Overzien wij het leven van William Kelly, diens arbeid ook voor velen buiten Engeland zoo tot zegen, dan zien we dat deze in drieën valt te verdeelen:
zijn dienst door het gesproken woord, in samenkomsten, lezingen, persoonlijke gesprekken;
zijn talrijke geschreven werken, zoowel boekwerken als bijdragen in tijdschriften (wat zijn boeken betreft, deels in druk gebrachte lezingen);
het verzorgen der uitgaaf van de door br J.N. DARBY geschreven grootere en kleinere werken.
Ongetwijfeld is dit laatste van niet-geringe beteekenis geweest. Kelly was er als het ware de aangewezen man voor. Zijn groote bekwaamheid en uitgebreide Schriftkennis, zijn nauwe samenwerking met en groote gehechtheid aan den persoon van br Darby, zijn bekendheid met diens gedachten, welke hij zoo van harte deelde, en die hij zóó hoog schatte, dat hij steeds anderen er naar verwees - dit alles maakte hem natuurlijkerwijze tot dengene, die beter dan iemand anders in staat was, Darby's "geestelijke nalatenschap" voor het nageslacht te ordenen en vast te leggen. [2]

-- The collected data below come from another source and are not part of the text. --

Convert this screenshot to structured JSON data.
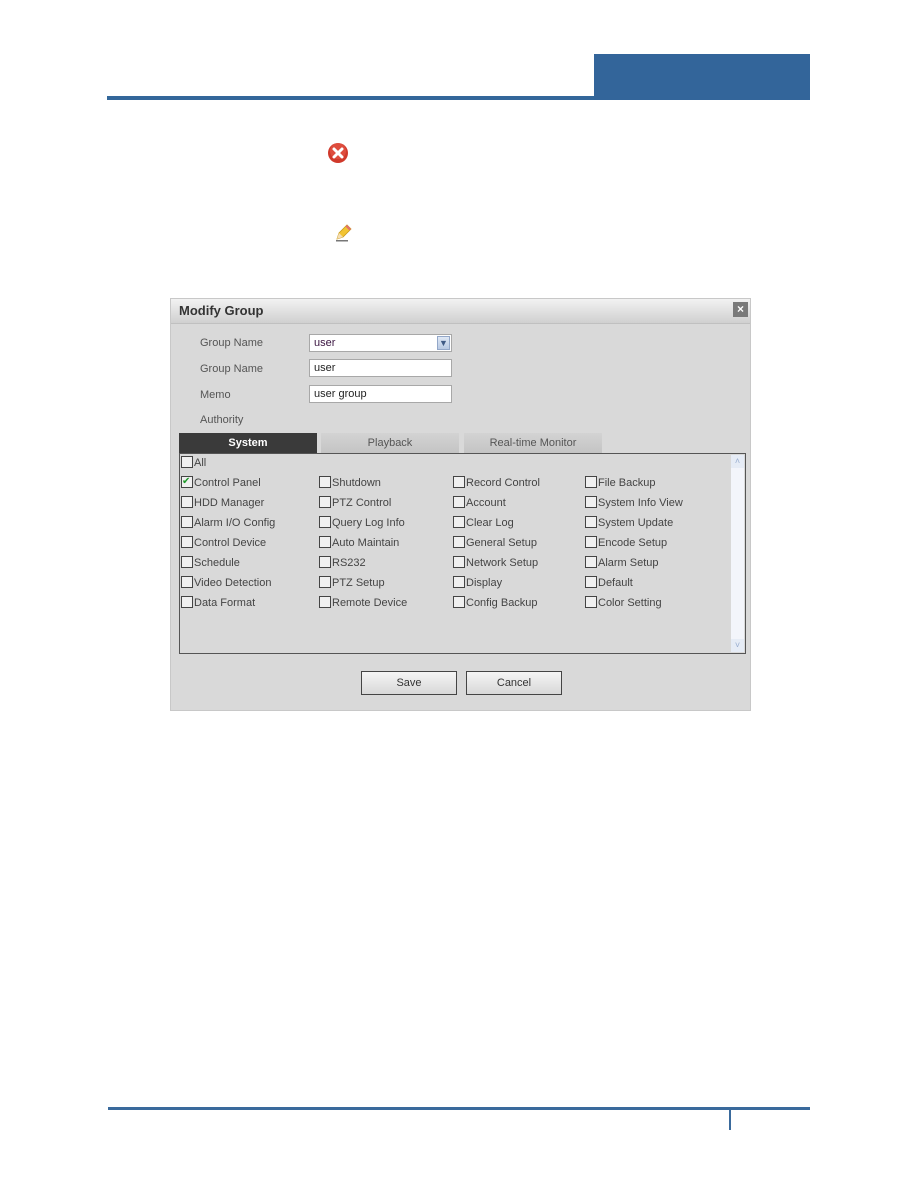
{
  "page": {
    "header_color": "#33659a",
    "icons": {
      "delete": "delete-red-x-icon",
      "edit": "pencil-edit-icon"
    }
  },
  "dialog": {
    "title": "Modify Group",
    "close_label": "×",
    "fields": {
      "group_name_select_label": "Group Name",
      "group_name_select_value": "user",
      "group_name_label": "Group Name",
      "group_name_value": "user",
      "memo_label": "Memo",
      "memo_value": "user group",
      "authority_label": "Authority"
    },
    "tabs": [
      {
        "label": "System",
        "active": true
      },
      {
        "label": "Playback",
        "active": false
      },
      {
        "label": "Real-time Monitor",
        "active": false
      }
    ],
    "all_label": "All",
    "permissions": [
      {
        "label": "Control Panel",
        "checked": true
      },
      {
        "label": "Shutdown",
        "checked": false
      },
      {
        "label": "Record Control",
        "checked": false
      },
      {
        "label": "File Backup",
        "checked": false
      },
      {
        "label": "HDD Manager",
        "checked": false
      },
      {
        "label": "PTZ Control",
        "checked": false
      },
      {
        "label": "Account",
        "checked": false
      },
      {
        "label": "System Info View",
        "checked": false
      },
      {
        "label": "Alarm I/O Config",
        "checked": false
      },
      {
        "label": "Query Log Info",
        "checked": false
      },
      {
        "label": "Clear Log",
        "checked": false
      },
      {
        "label": "System Update",
        "checked": false
      },
      {
        "label": "Control Device",
        "checked": false
      },
      {
        "label": "Auto Maintain",
        "checked": false
      },
      {
        "label": "General Setup",
        "checked": false
      },
      {
        "label": "Encode Setup",
        "checked": false
      },
      {
        "label": "Schedule",
        "checked": false
      },
      {
        "label": "RS232",
        "checked": false
      },
      {
        "label": "Network Setup",
        "checked": false
      },
      {
        "label": "Alarm Setup",
        "checked": false
      },
      {
        "label": "Video Detection",
        "checked": false
      },
      {
        "label": "PTZ Setup",
        "checked": false
      },
      {
        "label": "Display",
        "checked": false
      },
      {
        "label": "Default",
        "checked": false
      },
      {
        "label": "Data Format",
        "checked": false
      },
      {
        "label": "Remote Device",
        "checked": false
      },
      {
        "label": "Config Backup",
        "checked": false
      },
      {
        "label": "Color Setting",
        "checked": false
      }
    ],
    "buttons": {
      "save": "Save",
      "cancel": "Cancel"
    }
  }
}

Aldus bracht hij tot stand de uitgaaf van "J.N. Darby's Verzamelde Geschriften," in 36 deelen, alsmede van diens "Synopsis of the Bible," [3] in vijf deelen.
Schonken wij hier eerst aandacht aan dat, wat bij de verdeeling van Kelly's levenswerk het laatst werd genoemd, het andere: Kelly's eigen zeer talrijke werken, is zeker van even groote en blijvende waarde te achten.
Reeds op 23-jarigen leeftijd, op Sark, schreef hij enkele kleinere geschriften, traktaten, e.d. Vijf jaar later publiceerde hij: "De Openbaring," tekstuitgaaf, opnieuw uit het Grieksch vertaald, met tal van verklarende noten; in het jaar daarop: "Het gebed des Heeren."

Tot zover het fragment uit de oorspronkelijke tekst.